European Journal of Law Reform

Article

Systems Thinking, Big Data, and Data Protection Law

Using Ackoff’s Interactive Planning to Respond to Emergent Policy Challenges

Keywords big data, data protection, data minimization, systems thinking, interactive planning
Authors Henry Pearce
DOI
Author's information

Henry Pearce
University of Hertfordshire, Lecturer in law, e-mail: h.pearce@herts.ac.uk.
  • Abstract

      This article examines the emergence of big data and how it poses a number of significant novel challenges to the smooth operation of some of the European data protection framework’s fundamental tenets. Building on previous research in the area, the article argues that recent proposals for reform in this area, as well as proposals based on conventional approaches to policy making and regulatory design more generally, will likely be ill-equipped to deal with some of big data’s most severe emergent difficulties. Instead, it is argued that novel, and possibly unorthodox, approaches to regulation and policy design premised on systems thinking methodologies may represent attractive and alternative ways forward.

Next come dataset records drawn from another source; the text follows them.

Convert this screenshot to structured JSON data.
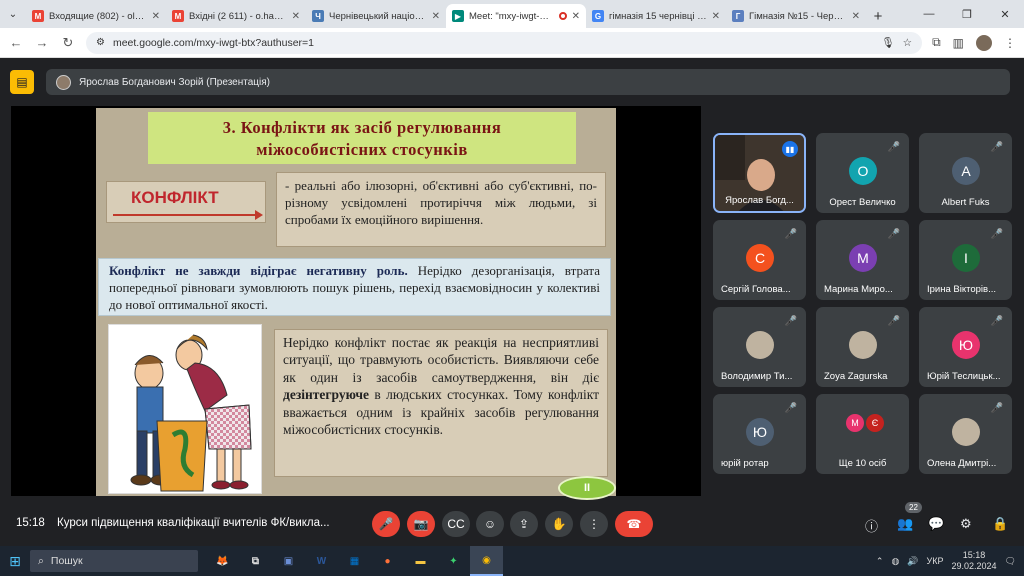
{
  "tabs": [
    {
      "label": "Входящие (802) - olena.hc",
      "icon": "gmail-icon",
      "color": "#ea4335",
      "letter": "M"
    },
    {
      "label": "Вхідні (2 611) - o.hauriak@",
      "icon": "gmail-icon",
      "color": "#ea4335",
      "letter": "M"
    },
    {
      "label": "Чернівецький національ...",
      "icon": "site-icon",
      "color": "#4a7bb5",
      "letter": "Ч"
    },
    {
      "label": "Meet: \"mxy-iwgt-btx\"",
      "icon": "meet-icon",
      "color": "#00897b",
      "letter": "▶"
    },
    {
      "label": "гімназія 15 чернівці - Пош",
      "icon": "google-icon",
      "color": "#4285f4",
      "letter": "G"
    },
    {
      "label": "Гімназія №15 - Чернівецьк",
      "icon": "site-icon",
      "color": "#5b7fbf",
      "letter": "Г"
    }
  ],
  "address": {
    "url": "meet.google.com/mxy-iwgt-btx?authuser=1"
  },
  "presenter": {
    "label": "Ярослав Богданович Зорій (Презентація)"
  },
  "slide": {
    "title_line1": "3. Конфлікти як засіб регулювання",
    "title_line2": "міжособистісних стосунків",
    "keyword": "КОНФЛІКТ",
    "definition": "- реальні або ілюзорні, об'єктивні або суб'єктивні, по-різному усвідомлені протиріччя між людьми, зі спробами їх емоційного вирішення.",
    "note_bold": "Конфлікт не завжди відіграє негативну роль.",
    "note_rest": " Нерідко дезорганізація, втрата попередньої рівноваги зумовлюють пошук рішень, перехід взаємовідносин у колективі до нової оптимальної якості.",
    "text_part1": "Нерідко конфлікт постає як реакція на несприятливі ситуації, що травмують особистість. Виявляючи себе як один із засобів самоутвердження, він діє ",
    "text_bold": "дезінтегруюче",
    "text_part2": " в людських стосунках. Тому конфлікт вважається одним із крайніх засобів регулювання міжособистісних стосунків.",
    "nav_label": "II"
  },
  "participants": [
    {
      "name": "Ярослав Богд...",
      "letter": "",
      "color": "",
      "type": "video"
    },
    {
      "name": "Орест Величко",
      "letter": "О",
      "color": "#12a4af"
    },
    {
      "name": "Albert Fuks",
      "letter": "A",
      "color": "#4e5f72"
    },
    {
      "name": "Сергій Голова...",
      "letter": "С",
      "color": "#f4511e"
    },
    {
      "name": "Марина Миро...",
      "letter": "М",
      "color": "#7b3fb2"
    },
    {
      "name": "Ірина Вікторів...",
      "letter": "І",
      "color": "#1e6b3a"
    },
    {
      "name": "Володимир Ти...",
      "letter": "",
      "color": "",
      "type": "photo"
    },
    {
      "name": "Zoya Zagurska",
      "letter": "",
      "color": "",
      "type": "photo"
    },
    {
      "name": "Юрій Теслицьк...",
      "letter": "Ю",
      "color": "#e8336d"
    },
    {
      "name": "юрій ротар",
      "letter": "Ю",
      "color": "#4e5f72"
    },
    {
      "name": "Ще 10 осіб",
      "letter": "",
      "color": "",
      "type": "more",
      "mini": [
        "М",
        "Є"
      ]
    },
    {
      "name": "Олена Дмитрі...",
      "letter": "",
      "color": "",
      "type": "photo"
    }
  ],
  "controls": {
    "time": "15:18",
    "meeting_title": "Курси підвищення кваліфікації вчителів ФК/викла...",
    "participant_count": "22"
  },
  "taskbar": {
    "search_placeholder": "Пошук",
    "lang": "УКР",
    "time": "15:18",
    "date": "29.02.2024"
  }
}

As a means of testing this general hypothesis, the article considers Interactive Planning, a systems thinking methodology popularized by the organizational theorist Russel Ackoff, as a particular embryonic example of one such methodological approach, and, using the challenges posed by big data to the principle of purpose limitation as a case study, explores whether its usage may be beneficial in the development of data protection law and policy in the big data environment.